Избирая для анализа этноконфессиональную группу, автор ставит своей задачей показать, какую роль играла собственно религиозная практика в жизни сообщества тихвинских карел. Немало аргументов приводится в монографии в пользу того, что не столько карельский язык, сколько старообрядчество федосеевского толка ("карельская вера") оказалось в основе самоидентификации, определения "свой" - "чужой". И хотя из приводимого материала становится ясно, что большую часть жизни (весь брачный период) человек находился в статусе "мирского", был как бы вне религиозной общины и не допускался до молитвенного общения с верующими во время богослужений, автор настаивает, что именно "карельская вера", т.е. "старообрядчество... перекрыло... этническое сознание и стало выполнять базовые функции регуляции, коммуникации и информации" (с. 183).
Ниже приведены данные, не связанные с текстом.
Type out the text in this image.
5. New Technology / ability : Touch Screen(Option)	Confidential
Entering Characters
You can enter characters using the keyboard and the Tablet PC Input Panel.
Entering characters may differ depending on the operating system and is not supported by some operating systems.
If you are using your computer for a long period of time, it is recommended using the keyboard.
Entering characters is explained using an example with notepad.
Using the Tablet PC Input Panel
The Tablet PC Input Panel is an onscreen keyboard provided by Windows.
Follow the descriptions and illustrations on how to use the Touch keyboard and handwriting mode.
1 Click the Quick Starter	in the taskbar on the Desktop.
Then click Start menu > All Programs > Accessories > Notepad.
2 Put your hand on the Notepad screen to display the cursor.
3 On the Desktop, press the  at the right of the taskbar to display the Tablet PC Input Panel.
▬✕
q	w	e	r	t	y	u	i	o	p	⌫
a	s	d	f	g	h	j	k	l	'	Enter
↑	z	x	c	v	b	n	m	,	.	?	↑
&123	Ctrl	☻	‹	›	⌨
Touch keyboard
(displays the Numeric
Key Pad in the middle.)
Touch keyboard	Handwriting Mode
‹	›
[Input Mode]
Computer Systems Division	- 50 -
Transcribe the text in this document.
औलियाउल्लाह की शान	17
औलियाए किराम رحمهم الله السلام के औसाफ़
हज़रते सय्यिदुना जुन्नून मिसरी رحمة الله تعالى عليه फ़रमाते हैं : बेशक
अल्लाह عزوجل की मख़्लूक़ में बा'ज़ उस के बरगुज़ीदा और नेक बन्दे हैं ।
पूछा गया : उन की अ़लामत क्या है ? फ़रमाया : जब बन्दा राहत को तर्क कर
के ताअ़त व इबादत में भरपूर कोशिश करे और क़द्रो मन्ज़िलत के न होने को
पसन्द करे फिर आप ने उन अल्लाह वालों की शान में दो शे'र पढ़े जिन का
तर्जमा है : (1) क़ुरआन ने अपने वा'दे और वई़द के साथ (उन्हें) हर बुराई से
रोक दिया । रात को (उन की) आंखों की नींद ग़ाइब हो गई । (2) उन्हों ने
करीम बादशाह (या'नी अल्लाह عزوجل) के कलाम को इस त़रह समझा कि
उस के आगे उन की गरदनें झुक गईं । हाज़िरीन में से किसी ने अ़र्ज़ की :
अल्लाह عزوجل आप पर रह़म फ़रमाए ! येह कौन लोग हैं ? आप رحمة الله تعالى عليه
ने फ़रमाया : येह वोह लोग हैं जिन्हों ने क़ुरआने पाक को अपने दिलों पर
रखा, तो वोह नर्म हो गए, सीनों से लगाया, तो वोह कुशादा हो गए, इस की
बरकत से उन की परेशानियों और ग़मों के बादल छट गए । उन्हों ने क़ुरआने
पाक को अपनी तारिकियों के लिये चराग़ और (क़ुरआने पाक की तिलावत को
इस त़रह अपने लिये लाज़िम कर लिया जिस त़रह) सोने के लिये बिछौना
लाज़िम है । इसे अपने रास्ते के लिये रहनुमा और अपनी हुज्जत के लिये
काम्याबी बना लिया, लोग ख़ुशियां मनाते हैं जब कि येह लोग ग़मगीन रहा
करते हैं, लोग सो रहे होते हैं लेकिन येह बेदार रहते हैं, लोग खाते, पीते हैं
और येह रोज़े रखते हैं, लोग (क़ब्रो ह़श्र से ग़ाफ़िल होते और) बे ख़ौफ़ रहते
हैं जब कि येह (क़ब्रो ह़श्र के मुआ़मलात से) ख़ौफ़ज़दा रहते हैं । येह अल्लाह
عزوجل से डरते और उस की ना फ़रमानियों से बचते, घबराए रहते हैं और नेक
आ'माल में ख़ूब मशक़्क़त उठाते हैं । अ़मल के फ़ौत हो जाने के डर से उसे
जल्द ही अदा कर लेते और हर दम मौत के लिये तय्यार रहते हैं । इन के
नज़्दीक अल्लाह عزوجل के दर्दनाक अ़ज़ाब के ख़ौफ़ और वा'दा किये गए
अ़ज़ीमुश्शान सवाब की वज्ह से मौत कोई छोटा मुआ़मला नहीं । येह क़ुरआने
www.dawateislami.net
Не случайно поэтому ведущее место в исследовании занимает не анализ мирского (повседневной хозяйственной жизни карельских крестьян), а изучение обрядовой практики (прежде всего сохранившегося до настоящего времени, хотя и сильно деформированного обряда крещения), мировоззренческих вопросов (от вопросов о греховности и святости до проблем болезни, смерти и бессмертия, осмысления души и духа), репертуара литургического чтения, роли в общине людей, обеспечивающих общественное богослужение и являющихся "хранителями традиционной символической системы" (с. 357).

Специальное внимание автор уделяет книжной культуре старообрядцев-карел, что выгодно отличает работу от многих этнологических исследований малых конфессиональных групп. При этом автор вторгается, казалось бы, в область наиболее изученную в смежных дисциплинах - прежде всего археографии, книговедения, источниковедения. О круге чтения старообрядцев было много написано историками и филологами, поскольку долгое время их изучение в России велось преимущественно учеными-археографами, для которых сохранность и богатство книжной культуры являлись основным мерилом значимости той или иной старообрядческой общности. Думается, данные о сравнительно бедной книжности тихвинских карел лишний раз подтвердят выводы о малой значимости и периферийности данной группы по отношению ко всему старообрядческому течению. Однако цель автора - не анализ богатства

стр. 183


--------------------------------------------------------------------------------

культурного наследия, а анализ возможного влияния того скудного литургического и учительного фонда, который удалось сохранить местным общинам. Влияние это автор едва ли преувеличивает, находя у информантов "своего рода культовое, суеверное отношение к книге как одушевленному предмету, наделенному свойствами печалиться и радоваться" (с. 263). Не думаю, что состав книжного собрания тихвинских карел позволяет говорить о том, что "перечисленные книги подтверждают принадлежность местных карел к федосеевскому согласию" (с. 209). Подобный же состав, как показывают наши полевые исследования, характерен для библиотек и других, нефедосеевских беспоповских общин. Вместе с тем плодотворность текстологического анализа фонда конфессиональной книжности и фольклора для воссоздания "картины мира" индивида и миросозерцания всей группы в монографии О. М. Фишман доказана весьма убедительно.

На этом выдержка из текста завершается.